Rather abruptly, February appears. The limping waned, and my foot seemed more foot-like.
This time I treaded carefully with some light excercises and stretches, followed by a minimal one mile jog, followed by still more stretches. Acceptable. I increased distance gradually, and managed five consecutive light running days before resting. This wasn’t quite the correct training plan, but perhaps better than nothing.
Suddenly, the day of mandatory romance was upon us. After a ludicrous pasta binge the prior evening:
Though we begin together, Nicole, due to being more awesome, leaves me in the dust. I focus only on finishing with intact foot.
The first half was a gorgeous path winding through Golden Gate Park, around the panhandle, past the Japanese Tea Garden and the De Young, through various gardens and ponds and waterfall, the windmill, and finally the ocean.
The second half of the course was a rather monotonous stretch of Highway One down to the Zoo, then back up the exact same road.
Every step here was now a new personal distance record. With each kilometer, intensity and difficulty increased non-linearly, body crying ever louder for a break, to keel over and pass out, because why would you even.
One aspect of running I particularly enjoy is the opportunity for meditation and introspection. With the cyclical running gait in synchronization with breathing, it’s interesting to note and experiment with minor joint angle and posture differences, and how gently feet can contact and push off the ground. There must be some most free, most efficient movement of limbs – or at least some movement least likely to re-injure a questionable foot.
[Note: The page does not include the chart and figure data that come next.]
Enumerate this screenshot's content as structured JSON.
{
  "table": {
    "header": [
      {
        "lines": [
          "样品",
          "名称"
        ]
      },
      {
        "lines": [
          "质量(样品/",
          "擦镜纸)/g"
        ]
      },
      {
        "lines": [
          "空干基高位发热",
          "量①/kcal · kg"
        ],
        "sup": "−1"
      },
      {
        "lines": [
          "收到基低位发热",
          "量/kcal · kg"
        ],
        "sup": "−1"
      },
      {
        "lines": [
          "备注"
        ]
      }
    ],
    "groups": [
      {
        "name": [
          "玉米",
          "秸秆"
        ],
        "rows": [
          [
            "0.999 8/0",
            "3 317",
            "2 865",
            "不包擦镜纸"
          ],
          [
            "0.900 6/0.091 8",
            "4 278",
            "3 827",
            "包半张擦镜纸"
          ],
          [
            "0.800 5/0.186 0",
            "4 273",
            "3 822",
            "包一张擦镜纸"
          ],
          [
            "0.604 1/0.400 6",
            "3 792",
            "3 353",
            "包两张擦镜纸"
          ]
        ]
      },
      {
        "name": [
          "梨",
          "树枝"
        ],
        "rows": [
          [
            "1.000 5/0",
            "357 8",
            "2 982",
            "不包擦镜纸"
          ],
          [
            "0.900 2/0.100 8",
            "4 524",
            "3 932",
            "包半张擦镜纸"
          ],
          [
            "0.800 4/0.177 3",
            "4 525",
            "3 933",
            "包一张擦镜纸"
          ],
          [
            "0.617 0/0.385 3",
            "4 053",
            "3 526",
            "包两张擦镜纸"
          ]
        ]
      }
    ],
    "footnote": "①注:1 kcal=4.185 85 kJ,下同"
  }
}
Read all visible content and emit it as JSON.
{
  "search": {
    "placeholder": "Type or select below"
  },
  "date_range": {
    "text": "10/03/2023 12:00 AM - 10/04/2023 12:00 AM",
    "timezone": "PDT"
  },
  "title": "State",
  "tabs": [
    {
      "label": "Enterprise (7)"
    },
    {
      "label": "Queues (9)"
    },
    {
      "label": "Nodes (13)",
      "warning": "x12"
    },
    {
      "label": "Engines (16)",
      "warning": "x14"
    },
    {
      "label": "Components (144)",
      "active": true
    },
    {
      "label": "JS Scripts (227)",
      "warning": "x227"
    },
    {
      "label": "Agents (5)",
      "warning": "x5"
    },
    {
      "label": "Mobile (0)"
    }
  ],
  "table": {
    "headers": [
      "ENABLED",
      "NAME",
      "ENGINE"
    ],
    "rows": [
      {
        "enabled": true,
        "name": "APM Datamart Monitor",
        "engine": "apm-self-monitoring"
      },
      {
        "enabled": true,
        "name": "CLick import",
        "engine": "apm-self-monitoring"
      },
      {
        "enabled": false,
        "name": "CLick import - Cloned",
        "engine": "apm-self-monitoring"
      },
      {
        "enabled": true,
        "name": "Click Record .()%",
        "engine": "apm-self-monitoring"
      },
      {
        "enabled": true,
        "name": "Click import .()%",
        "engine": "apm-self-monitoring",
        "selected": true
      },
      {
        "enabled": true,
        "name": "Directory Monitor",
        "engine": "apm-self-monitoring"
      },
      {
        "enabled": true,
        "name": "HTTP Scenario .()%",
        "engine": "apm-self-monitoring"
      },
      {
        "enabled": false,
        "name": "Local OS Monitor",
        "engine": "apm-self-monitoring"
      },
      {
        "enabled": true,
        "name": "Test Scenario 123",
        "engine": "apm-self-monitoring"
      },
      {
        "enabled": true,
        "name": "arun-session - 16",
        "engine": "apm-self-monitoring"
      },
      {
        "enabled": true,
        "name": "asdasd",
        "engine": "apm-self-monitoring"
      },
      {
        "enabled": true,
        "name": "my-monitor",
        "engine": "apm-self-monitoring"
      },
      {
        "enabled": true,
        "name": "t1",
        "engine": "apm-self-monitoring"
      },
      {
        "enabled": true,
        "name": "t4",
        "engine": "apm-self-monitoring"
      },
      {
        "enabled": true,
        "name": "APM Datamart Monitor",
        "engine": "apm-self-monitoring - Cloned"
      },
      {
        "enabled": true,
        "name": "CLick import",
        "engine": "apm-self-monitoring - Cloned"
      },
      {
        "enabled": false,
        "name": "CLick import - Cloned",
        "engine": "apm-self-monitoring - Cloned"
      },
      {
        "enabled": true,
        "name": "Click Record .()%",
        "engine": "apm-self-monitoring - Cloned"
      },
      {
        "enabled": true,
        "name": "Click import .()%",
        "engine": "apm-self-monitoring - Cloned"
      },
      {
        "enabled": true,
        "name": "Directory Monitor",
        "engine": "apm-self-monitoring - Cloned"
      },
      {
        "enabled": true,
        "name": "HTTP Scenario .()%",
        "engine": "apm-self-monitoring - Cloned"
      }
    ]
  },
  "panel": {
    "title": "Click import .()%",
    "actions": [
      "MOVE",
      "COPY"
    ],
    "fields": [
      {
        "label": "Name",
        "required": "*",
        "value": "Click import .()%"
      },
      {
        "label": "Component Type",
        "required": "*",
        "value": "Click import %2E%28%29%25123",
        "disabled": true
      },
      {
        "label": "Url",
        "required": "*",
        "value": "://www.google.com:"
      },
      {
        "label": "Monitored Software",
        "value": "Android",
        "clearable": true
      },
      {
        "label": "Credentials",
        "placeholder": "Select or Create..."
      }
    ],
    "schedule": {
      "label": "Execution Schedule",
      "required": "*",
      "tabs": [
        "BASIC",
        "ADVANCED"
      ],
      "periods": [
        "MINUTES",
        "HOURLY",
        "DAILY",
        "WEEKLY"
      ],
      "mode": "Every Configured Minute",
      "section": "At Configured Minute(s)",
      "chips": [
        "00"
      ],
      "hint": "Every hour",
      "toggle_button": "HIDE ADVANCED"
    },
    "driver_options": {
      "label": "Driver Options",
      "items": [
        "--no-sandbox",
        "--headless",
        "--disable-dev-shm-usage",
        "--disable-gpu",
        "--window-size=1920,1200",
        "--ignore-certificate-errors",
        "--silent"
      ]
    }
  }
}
Towards the end, I somehow began passing everyone I saw from the first half. In the last kilometer I sprinted with everything left. Exhaustion tingled my face and spine, vision grew white around the edges.
At 2:05:13, I cross the finish line, a kid places an adorable windmill medal around my neck, and I collapse into friends and lovers and flowers. Not too bad, I guess.
Conveniently, I didn’t rebreak my foot.